宣戦布告するかのように物々しく誘うオトコ、コップの水を飲むかのようにごく普通に誘うオトコ、白旗を振る敗北兵のように恐る恐る誘うオトコ…。
その人は、どちらかというと、今まで読んでいた本をパタンと閉じて「さ、行こうか」って感じの誘い方。わたしは返事も何もしなかったけれど、答えは決まっていた。

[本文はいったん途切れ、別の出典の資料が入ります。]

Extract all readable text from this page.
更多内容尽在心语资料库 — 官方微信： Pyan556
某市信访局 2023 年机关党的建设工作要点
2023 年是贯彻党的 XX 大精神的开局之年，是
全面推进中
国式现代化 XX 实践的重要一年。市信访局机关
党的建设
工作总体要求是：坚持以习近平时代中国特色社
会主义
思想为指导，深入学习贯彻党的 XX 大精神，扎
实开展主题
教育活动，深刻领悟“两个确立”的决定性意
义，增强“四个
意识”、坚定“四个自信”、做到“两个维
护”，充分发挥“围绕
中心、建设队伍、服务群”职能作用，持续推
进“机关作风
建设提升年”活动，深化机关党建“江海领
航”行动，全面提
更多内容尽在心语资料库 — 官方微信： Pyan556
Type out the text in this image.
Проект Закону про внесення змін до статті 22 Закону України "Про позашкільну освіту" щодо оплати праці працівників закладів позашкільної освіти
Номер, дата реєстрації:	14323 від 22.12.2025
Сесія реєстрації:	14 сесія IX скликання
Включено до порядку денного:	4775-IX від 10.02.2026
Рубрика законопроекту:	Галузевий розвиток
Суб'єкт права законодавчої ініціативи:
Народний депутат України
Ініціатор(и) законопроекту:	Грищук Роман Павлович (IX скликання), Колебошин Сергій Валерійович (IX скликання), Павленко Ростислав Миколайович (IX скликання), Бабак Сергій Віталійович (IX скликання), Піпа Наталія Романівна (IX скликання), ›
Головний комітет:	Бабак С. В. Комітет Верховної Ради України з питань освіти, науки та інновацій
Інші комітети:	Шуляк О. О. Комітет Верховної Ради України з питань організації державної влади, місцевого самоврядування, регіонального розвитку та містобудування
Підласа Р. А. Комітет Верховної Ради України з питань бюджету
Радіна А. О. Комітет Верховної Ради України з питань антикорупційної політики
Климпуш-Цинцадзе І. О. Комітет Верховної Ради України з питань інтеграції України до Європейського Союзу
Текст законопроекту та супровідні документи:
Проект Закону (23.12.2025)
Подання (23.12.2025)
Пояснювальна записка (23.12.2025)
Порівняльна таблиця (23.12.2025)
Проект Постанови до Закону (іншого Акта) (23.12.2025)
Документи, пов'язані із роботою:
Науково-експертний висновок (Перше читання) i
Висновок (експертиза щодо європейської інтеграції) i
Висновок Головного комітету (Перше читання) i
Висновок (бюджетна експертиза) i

タクシーで海辺のホテルに着くと、その人は黙って部屋を選び、エレベーターのボタンを押して通路を進んだ。
扉の奥に待っていたのは、ごく普通のベッド。靴を脱ぐと、わたしはすぐに横になった。気分は平穏で、特別な高揚感もない。
横たわったわたしにキスをすると、ストッキングとショーツだけを器用に脱がせ、自分は服を着けたままその場所に顔を埋めた。
わたしはその人の行為に抵抗することもなく、身を委ねる。
その人は「素敵だよ」と囁き、唇と舌でわたしを熱くした。わたしはスカートを着けたまま大きく脚を広げ、その人の髪を撫でた。
撫でてあげると、その人は一層熱くわたしを求めた。何かが溢れてきて、その人の口の周りを湿らせた。
20分くらい行為は続いたが、その人は最後まで自分の衣服を脱ぐこともなかった。わたしのショーツとストッキングだけが、丸まって床に落ちていた。
「今日はこれでおしまい」
その人はそう言って、フロントに電話をかけ、タクシーを呼んだ。
タクシーが来るまでの間、衣服を整えたわたしにキスをして待った。
・・・・・
読みかけの本を再び開くかのように、元の場面に戻る二人。
けれど、わたしの下半身には熱い余韻が残った。